Menurut Agustian, hal tersebut merujuk langsung pada Undang-Undang Nomor 40 Tahun 1999 tentang Pers, yang tidak pernah mewajibkan sertifikasi UKW sebagai prasyarat seseorang disebut wartawan.
“UKW adalah kebijakan Dewan Pers untuk meningkatkan profesionalisme dan perlindungan hukum wartawan, bukan amanat Undang-Undang. Jadi tidak bisa dijadikan alat melarang seseorang menjadi wartawan,” tegas Agustian, Selasa (27/1/2026).
Ia menjelaskan, UKW memang penting sebagai standar kompetensi agar wartawan memahami kode etik jurnalistik, teknik peliputan, serta hukum pers. Namun, ketiadaan UKW tidak otomatis menghilangkan status atau legitimasi seorang wartawan.
Agustian juga menyoroti praktik sejumlah instansi pemerintah yang mensyaratkan UKW dalam menjalin kerja sama atau akses peliputan. Menurutnya, kebijakan semacam itu perlu dikaji ulang dasar hukumnya.

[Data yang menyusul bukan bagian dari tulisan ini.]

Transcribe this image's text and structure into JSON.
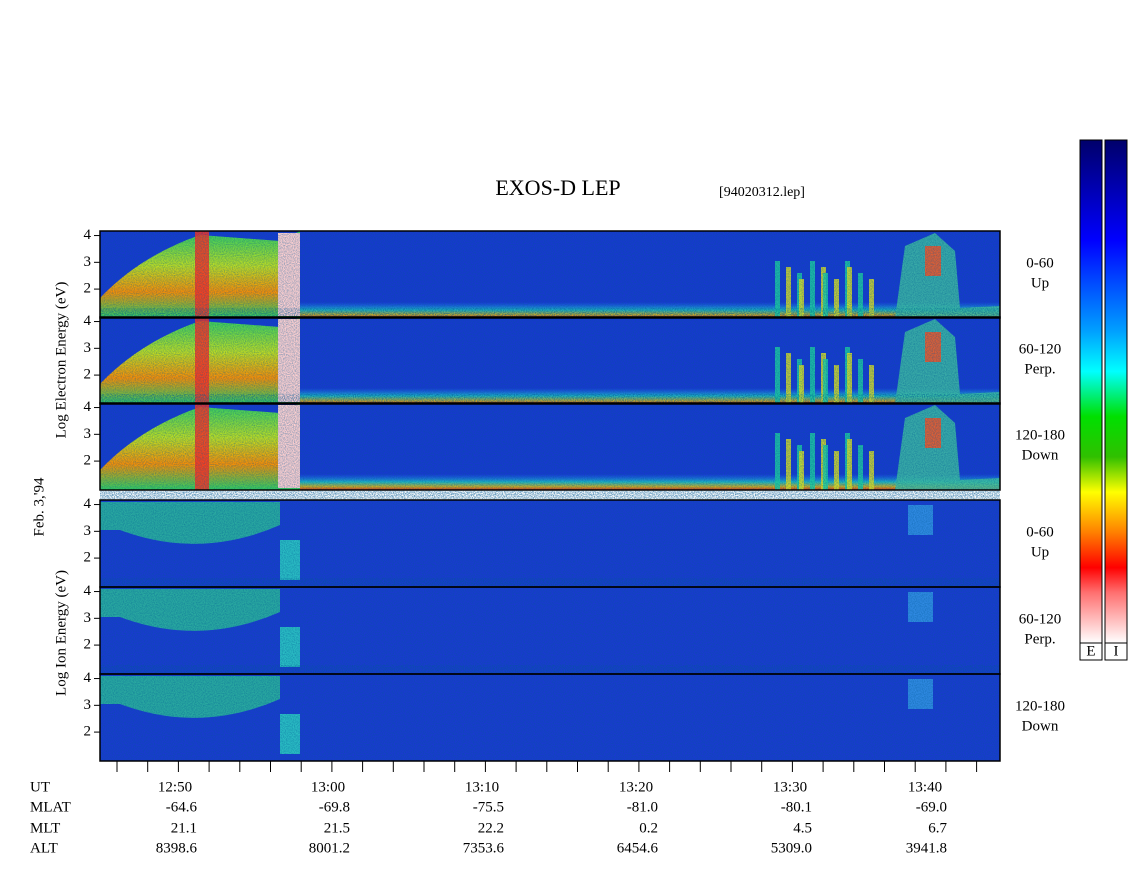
{
  "header": {
    "title": "EXOS-D LEP",
    "file": "[94020312.lep]"
  },
  "date": "Feb. 3,'94",
  "electron_label": "Log Electron Energy (eV)",
  "ion_label": "Log Ion Energy (eV)",
  "ylim": [
    0.92,
    4.17
  ],
  "yticks": [
    2,
    3,
    4
  ],
  "panels": [
    {
      "range": "0-60",
      "direction": "Up"
    },
    {
      "range": "60-120",
      "direction": "Perp."
    },
    {
      "range": "120-180",
      "direction": "Down"
    }
  ],
  "colorbar_labels": [
    "E",
    "I"
  ],
  "ephemeris": {
    "row_labels": [
      "UT",
      "MLAT",
      "MLT",
      "ALT"
    ],
    "columns": [
      [
        "12:50",
        "-64.6",
        "21.1",
        "8398.6"
      ],
      [
        "13:00",
        "-69.8",
        "21.5",
        "8001.2"
      ],
      [
        "13:10",
        "-75.5",
        "22.2",
        "7353.6"
      ],
      [
        "13:20",
        "-81.0",
        "0.2",
        "6454.6"
      ],
      [
        "13:30",
        "-80.1",
        "4.5",
        "5309.0"
      ],
      [
        "13:40",
        "-69.0",
        "6.7",
        "3941.8"
      ]
    ]
  }
}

“Kalau UKW dijadikan syarat mutlak oleh instansi pemerintah, itu berpotensi bertentangan dengan UU Pers dan UU Keterbukaan Informasi Publik. Dasar hukumnya harus jelas,” ujarnya.

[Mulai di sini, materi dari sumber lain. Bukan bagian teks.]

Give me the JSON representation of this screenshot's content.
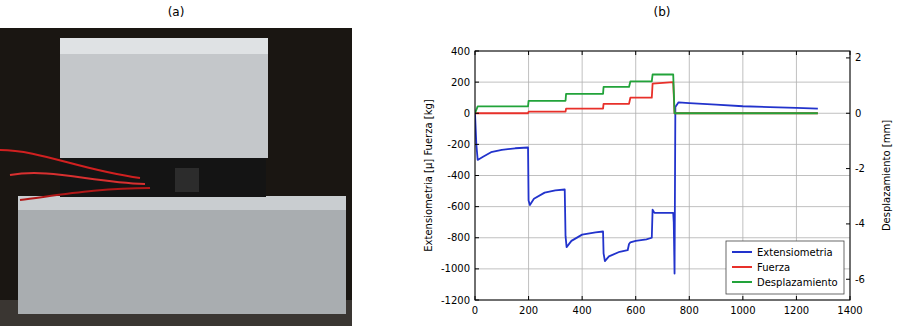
{
  "panel_labels": [
    "(a)",
    "(b)"
  ],
  "chart_data": {
    "type": "line",
    "y_label": "Extensiometria [μ] Fuerza [kg]",
    "y2_label": "Desplazamiento [mm]",
    "xlim": [
      0,
      1400
    ],
    "xticks": [
      0,
      200,
      400,
      600,
      800,
      1000,
      1200,
      1400
    ],
    "ylim": [
      -1200,
      400
    ],
    "yticks": [
      -1200,
      -1000,
      -800,
      -600,
      -400,
      -200,
      0,
      200,
      400
    ],
    "y2lim": [
      -6.75,
      2.25
    ],
    "y2ticks": [
      -6,
      -4,
      -2,
      0,
      2
    ],
    "grid": true,
    "legend": "lower right",
    "series": [
      {
        "name": "Extensiometria",
        "color": "#2233cc",
        "x": [
          0,
          5,
          10,
          30,
          60,
          100,
          150,
          198,
          200,
          205,
          220,
          260,
          300,
          335,
          338,
          342,
          360,
          400,
          450,
          478,
          480,
          485,
          500,
          540,
          570,
          575,
          580,
          600,
          640,
          660,
          663,
          670,
          700,
          740,
          742,
          745,
          748,
          760,
          800,
          900,
          1000,
          1100,
          1200,
          1280
        ],
        "values": [
          0,
          -200,
          -300,
          -280,
          -250,
          -235,
          -225,
          -220,
          -560,
          -590,
          -550,
          -510,
          -495,
          -490,
          -790,
          -860,
          -820,
          -780,
          -765,
          -760,
          -900,
          -950,
          -920,
          -890,
          -880,
          -840,
          -830,
          -820,
          -810,
          -800,
          -620,
          -640,
          -640,
          -640,
          -700,
          -1030,
          40,
          70,
          65,
          55,
          45,
          40,
          35,
          30
        ]
      },
      {
        "name": "Fuerza",
        "color": "#e8302a",
        "x": [
          0,
          198,
          200,
          338,
          340,
          478,
          480,
          575,
          580,
          660,
          663,
          740,
          745,
          1280
        ],
        "values": [
          0,
          0,
          10,
          10,
          30,
          30,
          60,
          60,
          100,
          100,
          190,
          200,
          0,
          0
        ]
      },
      {
        "name": "Desplazamiento",
        "color": "#22a33a",
        "axis": "y2",
        "x": [
          0,
          10,
          198,
          200,
          338,
          340,
          478,
          480,
          575,
          580,
          660,
          663,
          740,
          745,
          1280
        ],
        "values": [
          0,
          0.25,
          0.25,
          0.45,
          0.45,
          0.7,
          0.7,
          0.95,
          0.95,
          1.15,
          1.15,
          1.4,
          1.4,
          0,
          0
        ]
      }
    ]
  }
}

Sebagai perbandingan, Agustian mencontohkan sosok Karni Ilyas, jurnalis senior nasional yang dikenal luas lewat rekam jejak panjang di media cetak dan televisi.
Karni Ilyas memulai karier jurnalistik sejak 1972 di Suara Karya, Tempo, hingga menjabat Pemimpin Redaksi tvOne. Ia juga dikenal sebagai pemandu acara legendaris Indonesia Lawyers Club (ILC) serta aktif di kanal YouTube Karni Ilyas Club.
“Kredibilitas wartawan itu dinilai dari karya jurnalistik dan integritas, bukan semata kartu UKW. Banyak wartawan daerah yang kompeten tapi terkendala wilayah dan biaya untuk ikut UKW,” tambahnya.
Agustian menekankan, UKW seharusnya diposisikan sebagai alat peningkatan kualitas, bukan instrumen pembatas profesi.
“Kalau UKW dijadikan alat eksklusif untuk membatasi siapa yang boleh meliput, itu keliru dan perlu diluruskan,” pungkasnya.